In short, my question – which has come up in a mechanism design setting I'm working on – is the following. Let $f,g\colon \mathbb{R} \rightarrow \mathbb{R}$ be continuous functions and let $f$ be non-decreasing and non-negative. Then for each $y\in\mathbb{R}$ consider the function $$ r_y\colon \mathbb{R} \rightarrow \mathbb{R}\colon x \mapsto f(x)\cdot y-g(x) $$ over $\mathbb{R}$. What do $f,g$ have to look like for $r_y$ to be globally optimal at $x=y$ for all $y\in \mathbb{R}$?
Of course, if $f,g$ are somewhat "well-behaved", we can go through the usual motions. For all $y$ it has to be $r_y'(y)=0$, i.e. $g'(y)=f'(y)y$ and via the fundamental theorem of calculus $$ g(x)=C+\int_0^x f'(\zeta)\zeta d\zeta. $$
But my calculus/real analysis knowledge is insufficient to understand whether the premises of the problem ensure that $f,g$ are sufficiently well-behaved or to understand what happens if they are not well-behaved.
Here are some more thoughts of mine. It's been a while since I took advanced calculus, so some of this might be confused.
Instead of talking about derivatives, we can talk about the (ratios of) differences.

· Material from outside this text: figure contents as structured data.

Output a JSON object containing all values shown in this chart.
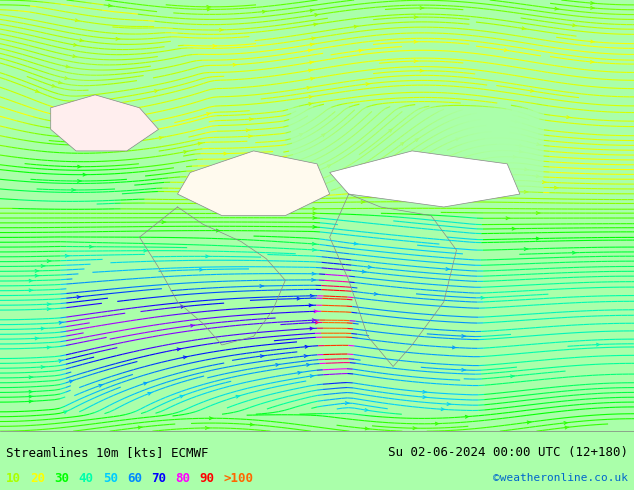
{
  "title_left": "Streamlines 10m [kts] ECMWF",
  "title_right": "Su 02-06-2024 00:00 UTC (12+180)",
  "credit": "©weatheronline.co.uk",
  "legend_values": [
    "10",
    "20",
    "30",
    "40",
    "50",
    "60",
    "70",
    "80",
    "90",
    ">100"
  ],
  "legend_colors": [
    "#aaff00",
    "#ffff00",
    "#00ff00",
    "#00ffaa",
    "#00ccff",
    "#0088ff",
    "#0000ff",
    "#ff00ff",
    "#ff0000",
    "#ff6600"
  ],
  "bg_color": "#aaffaa",
  "map_bg": "#aaffaa",
  "bottom_bar_color": "#ffffff",
  "figsize": [
    6.34,
    4.9
  ],
  "dpi": 100
}
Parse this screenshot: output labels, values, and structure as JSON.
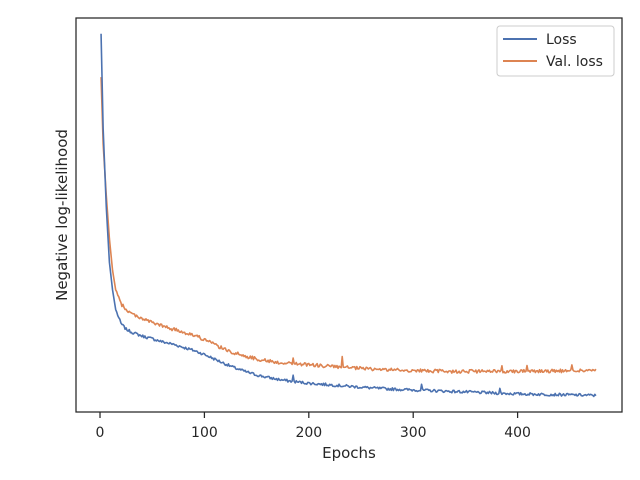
{
  "chart_data": {
    "type": "line",
    "title": "",
    "xlabel": "Epochs",
    "ylabel": "Negative log-likelihood",
    "xlim": [
      -23,
      500
    ],
    "ylim": [
      0,
      100
    ],
    "x_ticks": [
      0,
      100,
      200,
      300,
      400
    ],
    "y_ticks_labeled": false,
    "grid": false,
    "legend_position": "top-right",
    "series": [
      {
        "name": "Loss",
        "color": "#4c72b0",
        "points": [
          [
            1,
            96
          ],
          [
            3,
            72
          ],
          [
            6,
            52
          ],
          [
            9,
            38
          ],
          [
            12,
            31
          ],
          [
            15,
            26
          ],
          [
            20,
            22.5
          ],
          [
            25,
            21
          ],
          [
            30,
            20.3
          ],
          [
            40,
            19.3
          ],
          [
            50,
            18.6
          ],
          [
            60,
            17.8
          ],
          [
            70,
            17.2
          ],
          [
            80,
            16.4
          ],
          [
            90,
            15.6
          ],
          [
            100,
            14.6
          ],
          [
            110,
            13.4
          ],
          [
            120,
            12.2
          ],
          [
            130,
            11.1
          ],
          [
            140,
            10.2
          ],
          [
            150,
            9.4
          ],
          [
            160,
            8.8
          ],
          [
            170,
            8.3
          ],
          [
            180,
            7.9
          ],
          [
            190,
            7.6
          ],
          [
            200,
            7.3
          ],
          [
            220,
            6.9
          ],
          [
            240,
            6.5
          ],
          [
            260,
            6.1
          ],
          [
            280,
            5.8
          ],
          [
            300,
            5.6
          ],
          [
            320,
            5.4
          ],
          [
            340,
            5.2
          ],
          [
            360,
            5.0
          ],
          [
            380,
            4.8
          ],
          [
            400,
            4.6
          ],
          [
            420,
            4.5
          ],
          [
            440,
            4.4
          ],
          [
            460,
            4.3
          ],
          [
            475,
            4.2
          ]
        ],
        "noise": 0.35,
        "spikes": [
          [
            185,
            1.4
          ],
          [
            308,
            1.5
          ],
          [
            383,
            1.1
          ]
        ]
      },
      {
        "name": "Val. loss",
        "color": "#dd8452",
        "points": [
          [
            1,
            85
          ],
          [
            3,
            68
          ],
          [
            6,
            55
          ],
          [
            9,
            44
          ],
          [
            12,
            36
          ],
          [
            15,
            31
          ],
          [
            20,
            27.5
          ],
          [
            25,
            26
          ],
          [
            30,
            25
          ],
          [
            40,
            23.8
          ],
          [
            50,
            22.7
          ],
          [
            60,
            21.8
          ],
          [
            70,
            21
          ],
          [
            80,
            20.3
          ],
          [
            90,
            19.5
          ],
          [
            100,
            18.4
          ],
          [
            110,
            17.1
          ],
          [
            120,
            15.8
          ],
          [
            130,
            14.9
          ],
          [
            140,
            14.1
          ],
          [
            150,
            13.5
          ],
          [
            160,
            13.0
          ],
          [
            170,
            12.6
          ],
          [
            180,
            12.4
          ],
          [
            190,
            12.2
          ],
          [
            200,
            12.0
          ],
          [
            220,
            11.6
          ],
          [
            240,
            11.2
          ],
          [
            260,
            10.9
          ],
          [
            280,
            10.7
          ],
          [
            300,
            10.5
          ],
          [
            320,
            10.4
          ],
          [
            340,
            10.3
          ],
          [
            360,
            10.3
          ],
          [
            380,
            10.3
          ],
          [
            400,
            10.4
          ],
          [
            420,
            10.4
          ],
          [
            440,
            10.4
          ],
          [
            460,
            10.5
          ],
          [
            475,
            10.6
          ]
        ],
        "noise": 0.45,
        "spikes": [
          [
            185,
            1.5
          ],
          [
            232,
            2.3
          ],
          [
            385,
            1.5
          ],
          [
            409,
            1.8
          ],
          [
            452,
            1.4
          ]
        ]
      }
    ]
  }
}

In particular, for all $d>0,y\in \mathbb{R}$, it must be $r_y(y+d)-r_y(y)\leq 0$ and $r_y(y)-r_y(y-d)\geq 0$. Rearranging stuff a little, this is equivalent to (for all $d>0,y\in \mathbb{R}$) $$ y(f(y+d)-f(y))\leq g(y+d)-g(y)\leq (y+d)(f(y+d)-f(y)). $$ This is nice because it's similar to the relationship between the derivatives. (Dividing by $d$ and letting it go to $0$ gives the relationship between the derivatives if they exist.) But it doesn't immediately answer questions about what kinds of $f$ are allowed or how to construct the corresponding $g$. (See below for problematic examples.)

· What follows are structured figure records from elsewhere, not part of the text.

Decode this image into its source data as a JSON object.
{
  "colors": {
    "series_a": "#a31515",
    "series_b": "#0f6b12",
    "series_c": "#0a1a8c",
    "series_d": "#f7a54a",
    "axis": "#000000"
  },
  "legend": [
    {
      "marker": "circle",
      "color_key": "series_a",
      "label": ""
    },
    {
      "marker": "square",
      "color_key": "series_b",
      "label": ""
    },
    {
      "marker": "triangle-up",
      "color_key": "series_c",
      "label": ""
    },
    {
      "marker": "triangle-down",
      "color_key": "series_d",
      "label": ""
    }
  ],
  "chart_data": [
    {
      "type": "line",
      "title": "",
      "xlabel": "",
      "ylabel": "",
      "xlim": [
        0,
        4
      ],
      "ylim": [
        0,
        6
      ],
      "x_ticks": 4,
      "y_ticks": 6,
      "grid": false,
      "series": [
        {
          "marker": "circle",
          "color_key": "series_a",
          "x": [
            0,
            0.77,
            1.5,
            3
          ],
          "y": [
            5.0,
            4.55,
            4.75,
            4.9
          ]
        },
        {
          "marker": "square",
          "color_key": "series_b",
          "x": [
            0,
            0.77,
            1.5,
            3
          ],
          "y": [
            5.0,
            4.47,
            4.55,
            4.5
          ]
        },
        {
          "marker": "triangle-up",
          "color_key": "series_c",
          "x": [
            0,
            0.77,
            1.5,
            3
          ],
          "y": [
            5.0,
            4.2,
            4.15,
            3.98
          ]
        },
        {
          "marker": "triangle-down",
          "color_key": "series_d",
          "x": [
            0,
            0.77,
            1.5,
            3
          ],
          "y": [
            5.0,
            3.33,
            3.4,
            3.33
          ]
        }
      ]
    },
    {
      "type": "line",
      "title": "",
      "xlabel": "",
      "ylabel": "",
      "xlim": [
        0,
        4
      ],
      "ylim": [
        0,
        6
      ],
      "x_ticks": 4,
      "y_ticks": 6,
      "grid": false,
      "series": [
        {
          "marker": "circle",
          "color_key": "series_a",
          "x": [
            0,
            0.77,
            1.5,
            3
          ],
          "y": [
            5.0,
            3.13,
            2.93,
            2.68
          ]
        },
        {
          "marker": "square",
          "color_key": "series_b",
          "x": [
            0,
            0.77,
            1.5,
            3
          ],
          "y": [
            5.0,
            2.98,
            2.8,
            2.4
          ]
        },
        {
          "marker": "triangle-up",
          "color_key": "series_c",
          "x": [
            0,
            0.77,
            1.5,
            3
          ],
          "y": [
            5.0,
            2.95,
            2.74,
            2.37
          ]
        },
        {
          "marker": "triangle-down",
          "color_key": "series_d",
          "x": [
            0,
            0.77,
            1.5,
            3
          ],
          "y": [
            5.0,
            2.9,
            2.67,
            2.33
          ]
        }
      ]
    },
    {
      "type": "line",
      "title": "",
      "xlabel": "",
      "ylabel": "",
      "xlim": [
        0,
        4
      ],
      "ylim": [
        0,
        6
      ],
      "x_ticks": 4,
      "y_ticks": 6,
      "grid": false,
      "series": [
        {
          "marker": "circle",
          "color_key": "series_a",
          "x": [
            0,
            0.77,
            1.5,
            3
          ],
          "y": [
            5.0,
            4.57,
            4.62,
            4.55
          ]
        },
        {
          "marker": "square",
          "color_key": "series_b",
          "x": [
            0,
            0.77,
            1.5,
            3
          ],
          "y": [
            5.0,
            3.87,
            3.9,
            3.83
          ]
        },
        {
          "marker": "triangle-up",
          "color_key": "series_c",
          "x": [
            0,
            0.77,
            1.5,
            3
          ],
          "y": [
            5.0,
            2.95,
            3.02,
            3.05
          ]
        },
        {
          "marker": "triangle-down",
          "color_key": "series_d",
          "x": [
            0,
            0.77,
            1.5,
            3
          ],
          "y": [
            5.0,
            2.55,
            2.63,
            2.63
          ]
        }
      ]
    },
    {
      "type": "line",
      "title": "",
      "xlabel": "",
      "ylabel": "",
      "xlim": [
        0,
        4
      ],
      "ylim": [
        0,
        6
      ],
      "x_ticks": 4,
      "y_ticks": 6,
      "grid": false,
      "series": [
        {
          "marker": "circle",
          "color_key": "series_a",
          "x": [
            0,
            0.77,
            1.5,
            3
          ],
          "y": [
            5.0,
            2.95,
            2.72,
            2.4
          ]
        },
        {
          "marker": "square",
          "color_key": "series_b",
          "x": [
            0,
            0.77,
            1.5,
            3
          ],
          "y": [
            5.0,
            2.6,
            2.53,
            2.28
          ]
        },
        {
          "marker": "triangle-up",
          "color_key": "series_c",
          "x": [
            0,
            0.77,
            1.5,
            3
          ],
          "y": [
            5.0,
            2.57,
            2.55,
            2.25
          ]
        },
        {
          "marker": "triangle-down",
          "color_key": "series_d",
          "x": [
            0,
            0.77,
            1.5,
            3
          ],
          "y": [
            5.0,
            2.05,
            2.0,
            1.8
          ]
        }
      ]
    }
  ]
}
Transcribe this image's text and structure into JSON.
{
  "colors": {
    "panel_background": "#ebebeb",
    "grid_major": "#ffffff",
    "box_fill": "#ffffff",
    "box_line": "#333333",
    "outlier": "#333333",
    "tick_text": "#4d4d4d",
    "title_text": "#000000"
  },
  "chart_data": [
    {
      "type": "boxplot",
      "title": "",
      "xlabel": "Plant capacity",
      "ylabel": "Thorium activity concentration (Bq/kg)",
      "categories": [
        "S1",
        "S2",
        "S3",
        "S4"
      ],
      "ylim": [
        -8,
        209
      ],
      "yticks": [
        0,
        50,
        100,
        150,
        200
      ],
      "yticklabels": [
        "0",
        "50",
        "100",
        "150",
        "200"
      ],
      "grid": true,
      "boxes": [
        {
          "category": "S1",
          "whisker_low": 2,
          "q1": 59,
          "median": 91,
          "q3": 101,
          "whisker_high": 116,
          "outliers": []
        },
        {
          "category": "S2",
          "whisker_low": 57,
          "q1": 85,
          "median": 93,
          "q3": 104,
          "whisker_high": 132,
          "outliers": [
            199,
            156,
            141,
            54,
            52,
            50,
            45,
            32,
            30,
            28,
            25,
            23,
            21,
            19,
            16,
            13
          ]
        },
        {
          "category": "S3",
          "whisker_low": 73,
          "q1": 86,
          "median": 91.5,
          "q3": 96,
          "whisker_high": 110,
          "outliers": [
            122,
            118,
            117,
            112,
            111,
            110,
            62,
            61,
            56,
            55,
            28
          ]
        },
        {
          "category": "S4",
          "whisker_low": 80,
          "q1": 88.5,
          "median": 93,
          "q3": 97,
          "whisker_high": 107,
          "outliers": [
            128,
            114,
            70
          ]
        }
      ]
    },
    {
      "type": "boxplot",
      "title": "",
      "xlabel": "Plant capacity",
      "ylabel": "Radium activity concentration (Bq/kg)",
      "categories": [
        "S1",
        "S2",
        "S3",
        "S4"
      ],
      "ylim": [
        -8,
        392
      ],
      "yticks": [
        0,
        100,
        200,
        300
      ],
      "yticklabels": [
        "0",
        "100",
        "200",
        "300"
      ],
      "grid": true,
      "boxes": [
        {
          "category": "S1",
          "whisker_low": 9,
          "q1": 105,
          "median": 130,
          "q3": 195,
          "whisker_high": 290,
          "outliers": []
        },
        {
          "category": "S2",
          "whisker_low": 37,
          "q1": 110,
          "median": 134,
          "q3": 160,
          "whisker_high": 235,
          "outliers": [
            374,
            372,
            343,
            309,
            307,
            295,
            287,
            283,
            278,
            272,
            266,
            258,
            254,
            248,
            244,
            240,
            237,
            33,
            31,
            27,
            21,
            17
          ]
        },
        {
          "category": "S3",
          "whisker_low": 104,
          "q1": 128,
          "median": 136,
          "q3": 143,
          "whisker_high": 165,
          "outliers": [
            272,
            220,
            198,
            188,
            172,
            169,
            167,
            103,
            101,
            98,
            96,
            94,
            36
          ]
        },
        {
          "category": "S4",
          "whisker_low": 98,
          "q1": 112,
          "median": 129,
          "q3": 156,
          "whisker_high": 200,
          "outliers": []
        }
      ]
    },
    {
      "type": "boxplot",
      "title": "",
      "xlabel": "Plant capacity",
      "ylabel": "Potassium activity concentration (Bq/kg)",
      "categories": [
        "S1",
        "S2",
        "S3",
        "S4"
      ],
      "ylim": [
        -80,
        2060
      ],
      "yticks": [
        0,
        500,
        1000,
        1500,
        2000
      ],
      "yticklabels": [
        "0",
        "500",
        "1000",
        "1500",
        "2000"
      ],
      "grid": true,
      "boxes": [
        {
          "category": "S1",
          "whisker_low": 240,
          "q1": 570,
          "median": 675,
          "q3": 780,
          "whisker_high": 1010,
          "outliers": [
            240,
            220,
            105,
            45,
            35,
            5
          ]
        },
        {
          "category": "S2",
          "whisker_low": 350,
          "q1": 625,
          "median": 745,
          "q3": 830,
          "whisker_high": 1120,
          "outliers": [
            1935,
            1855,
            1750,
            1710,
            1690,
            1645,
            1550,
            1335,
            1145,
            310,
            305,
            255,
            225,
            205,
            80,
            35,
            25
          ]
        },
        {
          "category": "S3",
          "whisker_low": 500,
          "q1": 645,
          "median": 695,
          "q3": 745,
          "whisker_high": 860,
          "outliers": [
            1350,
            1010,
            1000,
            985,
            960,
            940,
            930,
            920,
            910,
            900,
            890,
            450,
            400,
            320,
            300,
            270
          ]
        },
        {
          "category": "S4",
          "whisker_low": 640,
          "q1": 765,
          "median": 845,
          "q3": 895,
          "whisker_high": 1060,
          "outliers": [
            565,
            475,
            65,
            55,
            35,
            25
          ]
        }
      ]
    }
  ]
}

Lebesgue's theorem for the differentiability of monotone functions seems to imply that $f$ and $g$ are differentiable almost everywhere. (The previous point implies that if $f$ is monotone, $g$ is monotone on $(-\infty,0)$ and on $(0,\infty)$.) So we can talk about the derivatives of $f$ and $g$ almost everywhere. But we might not be able to obtain (an "allowed") $g$ via integration of $g'(x)=f'(x)x$. For example, if $f$ is the Cantor function for $x\in[0,1]$, then $$ \int_0^x f'(\zeta)\zeta d\zeta = 0, $$ right (see, e.g., sect. 2 here)? But if $f$ is the Cantor function and $g=0$, then $r_{\frac{1}{2}}(\frac{1}{2})<r_{\frac{1}{2}}(1)$. That is, $r_{\frac{1}{2}}$ does not have a maximum at $1/2$. So can $f$ be the Cantor function? That is, if $f$ is the Cantor function, is there a corresponding $g$ (s.t. $r_y$ has a maximum at $y$ for all $y$) and if so what is the corresponding $g$? More generally, can $f$ be a function that we can't find by integrating its derivative and if so, is there a way of finding the corresponding $g$?
The above point asks whether $g$ might not be an integral over $g'$. Another question is whether $g'$ (or $f'$) must be integrable at all. Of course, there are continuous functions whose derivatives are not integrable, but the examples I am aware of aren't even monotone (not to mention our other requirements for $f,g$).
One standard move that people use to replace derivatives is to use sub-/super-derivatives. But that seems to require the functions in question to be convex/concave. But neither $r_y$, nor $f$ or $g$ must be convex/concave everywhere.